An ordinary electric motor is based on a simple bit of magnet science we all learn at school: unlike poles attract, like poles repel. Here's how a basic motor works. You take a ring-shaped magnet, put a coil of wire inside it, and feed electricitythrough the wire. The wire becomes a temporary magnet powered by electricity—an electromagnet, in other words—and the magnetic field it creates repels the field from the permanent magnet that surrounds it. By switching the current on and off with a clever little device called a commutator, and some electrical contacts called brushes, you can make the wire rotate in the same direction indefinitely. Feed electricity (electrical energy) into it and you get motion (mechanical energy) back out. That's the essence of an ordinary motor that uses DC (direct current) electricity. If you're less than sure how a motor like this works, you might want to check out our introductory article about electric motors.
We can also make motors that work using AC (alternating current) instead of DC. Although they're engineered in a radically different way, they're still based on "like poles repel, unlike poles attract": the electricity that powers the motor creates magnetic attraction and repulsion, and a force that makes the motor spin. You'll find more about AC motors—which are also called induction motors—in our article on AC induction motors.
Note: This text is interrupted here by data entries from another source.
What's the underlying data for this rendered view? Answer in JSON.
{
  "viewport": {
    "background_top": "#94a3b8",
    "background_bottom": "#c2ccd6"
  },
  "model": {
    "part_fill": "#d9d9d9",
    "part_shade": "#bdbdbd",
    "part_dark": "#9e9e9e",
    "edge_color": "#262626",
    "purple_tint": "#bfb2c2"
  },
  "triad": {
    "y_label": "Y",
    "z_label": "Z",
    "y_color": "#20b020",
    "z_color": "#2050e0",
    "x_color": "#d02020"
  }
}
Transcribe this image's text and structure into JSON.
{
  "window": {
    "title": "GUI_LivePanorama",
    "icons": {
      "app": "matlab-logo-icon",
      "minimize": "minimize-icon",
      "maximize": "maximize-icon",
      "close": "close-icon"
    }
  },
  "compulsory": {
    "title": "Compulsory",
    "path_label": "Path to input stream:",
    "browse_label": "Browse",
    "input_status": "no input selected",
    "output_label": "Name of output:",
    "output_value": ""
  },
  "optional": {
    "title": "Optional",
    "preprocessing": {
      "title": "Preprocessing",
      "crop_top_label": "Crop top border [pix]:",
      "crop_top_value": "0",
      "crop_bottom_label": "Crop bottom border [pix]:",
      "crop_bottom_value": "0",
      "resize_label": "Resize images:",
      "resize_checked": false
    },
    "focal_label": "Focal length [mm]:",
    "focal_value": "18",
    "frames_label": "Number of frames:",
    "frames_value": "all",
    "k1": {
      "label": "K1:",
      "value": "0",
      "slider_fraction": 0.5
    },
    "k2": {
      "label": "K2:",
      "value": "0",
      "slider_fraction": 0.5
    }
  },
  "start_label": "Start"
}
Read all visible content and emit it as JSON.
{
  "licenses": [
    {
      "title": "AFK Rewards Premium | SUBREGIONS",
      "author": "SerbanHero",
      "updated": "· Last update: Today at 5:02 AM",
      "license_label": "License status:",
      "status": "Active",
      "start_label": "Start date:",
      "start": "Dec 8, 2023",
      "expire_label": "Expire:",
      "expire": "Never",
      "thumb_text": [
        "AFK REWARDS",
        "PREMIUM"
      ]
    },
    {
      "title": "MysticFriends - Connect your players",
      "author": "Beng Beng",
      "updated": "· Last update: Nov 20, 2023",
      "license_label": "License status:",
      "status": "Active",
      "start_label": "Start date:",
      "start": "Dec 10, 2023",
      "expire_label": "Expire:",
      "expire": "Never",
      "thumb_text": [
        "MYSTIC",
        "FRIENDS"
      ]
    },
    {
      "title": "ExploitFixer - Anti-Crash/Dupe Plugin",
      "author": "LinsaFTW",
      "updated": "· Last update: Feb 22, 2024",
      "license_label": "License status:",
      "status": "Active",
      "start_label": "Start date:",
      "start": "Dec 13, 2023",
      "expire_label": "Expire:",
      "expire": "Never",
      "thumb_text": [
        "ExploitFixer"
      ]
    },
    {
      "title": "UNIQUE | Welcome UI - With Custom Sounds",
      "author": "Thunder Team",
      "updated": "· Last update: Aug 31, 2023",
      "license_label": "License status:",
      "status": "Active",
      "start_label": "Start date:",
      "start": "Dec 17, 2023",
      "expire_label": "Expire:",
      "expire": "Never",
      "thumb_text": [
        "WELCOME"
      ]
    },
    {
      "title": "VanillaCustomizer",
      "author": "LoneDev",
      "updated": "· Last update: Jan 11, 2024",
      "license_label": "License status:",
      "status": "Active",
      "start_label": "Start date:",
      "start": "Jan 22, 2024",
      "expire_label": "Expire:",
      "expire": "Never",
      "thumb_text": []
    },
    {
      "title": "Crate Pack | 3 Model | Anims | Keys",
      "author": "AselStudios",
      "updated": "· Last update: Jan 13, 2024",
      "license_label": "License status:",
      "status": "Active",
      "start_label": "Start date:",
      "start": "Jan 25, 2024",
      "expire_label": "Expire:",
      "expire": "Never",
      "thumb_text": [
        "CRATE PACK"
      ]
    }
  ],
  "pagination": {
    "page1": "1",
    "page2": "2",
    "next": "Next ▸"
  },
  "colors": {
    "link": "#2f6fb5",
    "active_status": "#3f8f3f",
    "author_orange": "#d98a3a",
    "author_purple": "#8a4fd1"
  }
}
Whether they're powered by DC or AC, ordinary motors are the hidden electric muscles that power modern life: you'll find them in all kinds of gadgets and gizmos in the world around you, from food blenders and refrigerators to vacuum cleaners and electric trains. But in all these machines, the rotors of their motors spin continuously. When you vacuum a carpet or commute to work by subway, the motors that are working for you turn around an arbitrary number of times: there's no precise control over how many times they rotate and what angle they spin through—and it really doesn't matter.
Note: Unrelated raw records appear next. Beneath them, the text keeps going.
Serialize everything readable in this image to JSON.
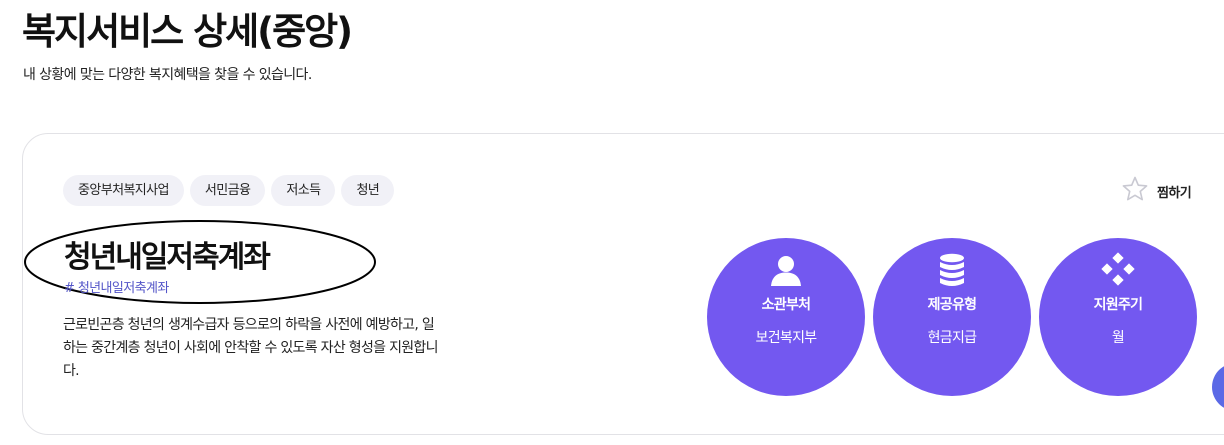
{
  "header": {
    "title": "복지서비스 상세(중앙)",
    "subtitle": "내 상황에 맞는 다양한 복지혜택을 찾을 수 있습니다."
  },
  "tags": [
    "중앙부처복지사업",
    "서민금융",
    "저소득",
    "청년"
  ],
  "bookmark": {
    "label": "찜하기",
    "icon": "star-outline-icon"
  },
  "service": {
    "title": "청년내일저축계좌",
    "hashtag": "# 청년내일저축계좌",
    "description": "근로빈곤층 청년의 생계수급자 등으로의 하락을 사전에 예방하고, 일하는 중간계층 청년이 사회에 안착할 수 있도록 자산 형성을 지원합니다."
  },
  "info": [
    {
      "label": "소관부처",
      "value": "보건복지부",
      "icon": "person-icon"
    },
    {
      "label": "제공유형",
      "value": "현금지급",
      "icon": "coin-stack-icon"
    },
    {
      "label": "지원주기",
      "value": "월",
      "icon": "diamond-dots-icon"
    }
  ],
  "colors": {
    "accent": "#7358f0",
    "hashtag": "#5355c8",
    "tag_bg": "#f1f1f7",
    "fab": "#5b69e6"
  }
}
Now suppose you want to make an electric-powered robot arm that turns through an exact angle (an exact number of degrees) so it can successfully grab a cup of coffee off your desk. You could fit an electric motor onto a wooden or plastic lever to make it turn when you switch on the power, and you could flick the power on very briefly so the arm sweeps through a certain angle and then stops. The trouble is, there's no way of knowing how much of an angle the motor (or the arm) will move: it depends on everything from the power of the motor and the electric current driving it to the weight of the arm and even which way the wind is blowing. A motor that moves in such an arbitrary way is no use whatever in robotics: your coffee will surely end up on the floor! That's where a stepper motor comes in: it's a special kind of DC motor designed so you can make it rotate through a precise angle, instead of spinning round by a random amount.